If you love supercars, hypercars, hot hatchbacks, and wild, whimsical car content, you likely know of Jeremy Clarkson. After all, he has spent decades reviewing vehicles, staging wacky races, and entertaining enthusiasts worldwide as a presenter on the BBC’s “Top Gear” and Amazon’s “The Grand Tour.” Now, he heads a show called “Clarkson’s Farm,” a series with enough wholesome general appeal that my parents and parents-in-law both enjoy it. However, his tenure as an auto journo revealed at least one serious miscalculation about the Bugatti Veyron that I bet even he’s excited about.  

Mega-famous TV presenter and automotive journalist Jeremy Clarkson was wrong about the Bugatti Veyron– and we’re happy about it

Jeremy Clarkson, Richard Hammond, and James May are a few of the biggest names in automotive journalism. From their BBC-facilitated adventures to their comparably short tenure at Amazon, the three British presenters have reviewed everything from sensible European-market hatchbacks to the most savagely unhinged hypercars on the market.

However, one of the benefits of such a lengthy and illustrious career as the most famous automotive journalist in the world is inaccuracy.
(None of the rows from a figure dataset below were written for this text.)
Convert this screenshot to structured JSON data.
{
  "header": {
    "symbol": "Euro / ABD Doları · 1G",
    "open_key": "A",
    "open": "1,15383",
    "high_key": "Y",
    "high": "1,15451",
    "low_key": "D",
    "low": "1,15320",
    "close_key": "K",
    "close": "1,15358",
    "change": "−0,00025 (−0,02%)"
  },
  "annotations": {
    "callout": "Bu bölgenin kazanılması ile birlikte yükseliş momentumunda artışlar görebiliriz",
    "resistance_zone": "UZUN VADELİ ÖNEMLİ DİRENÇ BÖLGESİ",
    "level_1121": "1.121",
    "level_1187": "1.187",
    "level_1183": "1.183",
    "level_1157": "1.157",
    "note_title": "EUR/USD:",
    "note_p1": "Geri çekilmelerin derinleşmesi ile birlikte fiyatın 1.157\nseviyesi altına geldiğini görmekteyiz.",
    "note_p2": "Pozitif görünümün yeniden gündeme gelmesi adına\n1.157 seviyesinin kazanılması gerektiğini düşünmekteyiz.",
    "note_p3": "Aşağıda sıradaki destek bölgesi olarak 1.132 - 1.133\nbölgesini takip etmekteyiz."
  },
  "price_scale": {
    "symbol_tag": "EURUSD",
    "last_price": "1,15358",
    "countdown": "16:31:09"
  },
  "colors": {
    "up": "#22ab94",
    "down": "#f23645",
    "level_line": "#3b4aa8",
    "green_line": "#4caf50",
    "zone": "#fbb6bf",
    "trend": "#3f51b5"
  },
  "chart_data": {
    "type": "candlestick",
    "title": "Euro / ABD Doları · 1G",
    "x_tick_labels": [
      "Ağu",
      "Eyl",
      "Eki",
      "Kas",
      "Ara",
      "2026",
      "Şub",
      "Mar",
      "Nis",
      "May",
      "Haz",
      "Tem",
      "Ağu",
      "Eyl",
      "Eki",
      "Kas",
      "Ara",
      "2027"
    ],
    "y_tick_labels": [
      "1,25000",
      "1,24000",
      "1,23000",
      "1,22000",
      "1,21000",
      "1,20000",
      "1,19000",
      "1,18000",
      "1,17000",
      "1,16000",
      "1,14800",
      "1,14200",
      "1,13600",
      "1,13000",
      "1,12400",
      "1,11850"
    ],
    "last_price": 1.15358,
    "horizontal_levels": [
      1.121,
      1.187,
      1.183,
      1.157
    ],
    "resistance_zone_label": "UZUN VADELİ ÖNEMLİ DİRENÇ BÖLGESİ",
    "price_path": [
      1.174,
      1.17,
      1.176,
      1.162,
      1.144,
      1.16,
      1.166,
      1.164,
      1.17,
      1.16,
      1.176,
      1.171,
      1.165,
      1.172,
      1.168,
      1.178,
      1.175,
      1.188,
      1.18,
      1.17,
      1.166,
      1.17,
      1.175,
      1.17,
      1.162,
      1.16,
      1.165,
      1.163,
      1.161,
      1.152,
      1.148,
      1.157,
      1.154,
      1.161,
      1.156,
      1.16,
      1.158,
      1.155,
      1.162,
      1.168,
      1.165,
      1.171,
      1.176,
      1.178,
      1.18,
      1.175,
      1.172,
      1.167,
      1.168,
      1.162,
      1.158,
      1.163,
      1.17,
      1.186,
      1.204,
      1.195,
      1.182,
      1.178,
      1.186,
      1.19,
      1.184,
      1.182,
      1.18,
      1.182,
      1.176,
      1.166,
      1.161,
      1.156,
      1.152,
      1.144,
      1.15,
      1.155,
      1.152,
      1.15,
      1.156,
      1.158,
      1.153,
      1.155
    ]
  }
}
I know, sounds crazy, right? Well, Clarkson once waxed lyrical with reverence and melancholy at the then-new Bugatti Veyron.

Specifically, the then-Top Gear presenter finished an episode featuring the Veyron with a reflective sentiment. He called the Veyron “very possibly the best car we’ll see in our lifetime.” Of course, it was 2005. The future of the emission-spewing, horsepower-hungry hypercar wasn’t clear. How would he know?

That’s why we’re so glad Jeremy Clarkson was wrong. In the episode, he bests his counterparts in an unorthodox race from Alba, Italy to a tower in London. Admittedly, winning a race in a Bugatti Veyron in 2005 might seem easy. Well, instead of racing another car or a Ducati superbike, May and Hammond cover most of the journey in a Cessna 182 single-prop airplane.

And the race against the airplane is apropos. Clarkson likened the Veyron to the Concorde, a brilliant, albeit short-lived jet airliner. The Concorde, another speed demon, would famously take passengers from London to New York in under three hours. However, unlike the Concorde, Clarkson was wrong about the future of thirsty, ballistically fast hypercars.

I think 2005 Jeremy Clarkson would be delighted to see just how wrong that assessment was. Hell, not only did insane cars like the Aston Martin Vulcan, Pagani Huayra, and Dodge SRT Demon 170 come after the Veyron, but Bugatti itself didn’t stop. After the Veyron, we got the Chiron, Bolide, and other W16-powered monsters.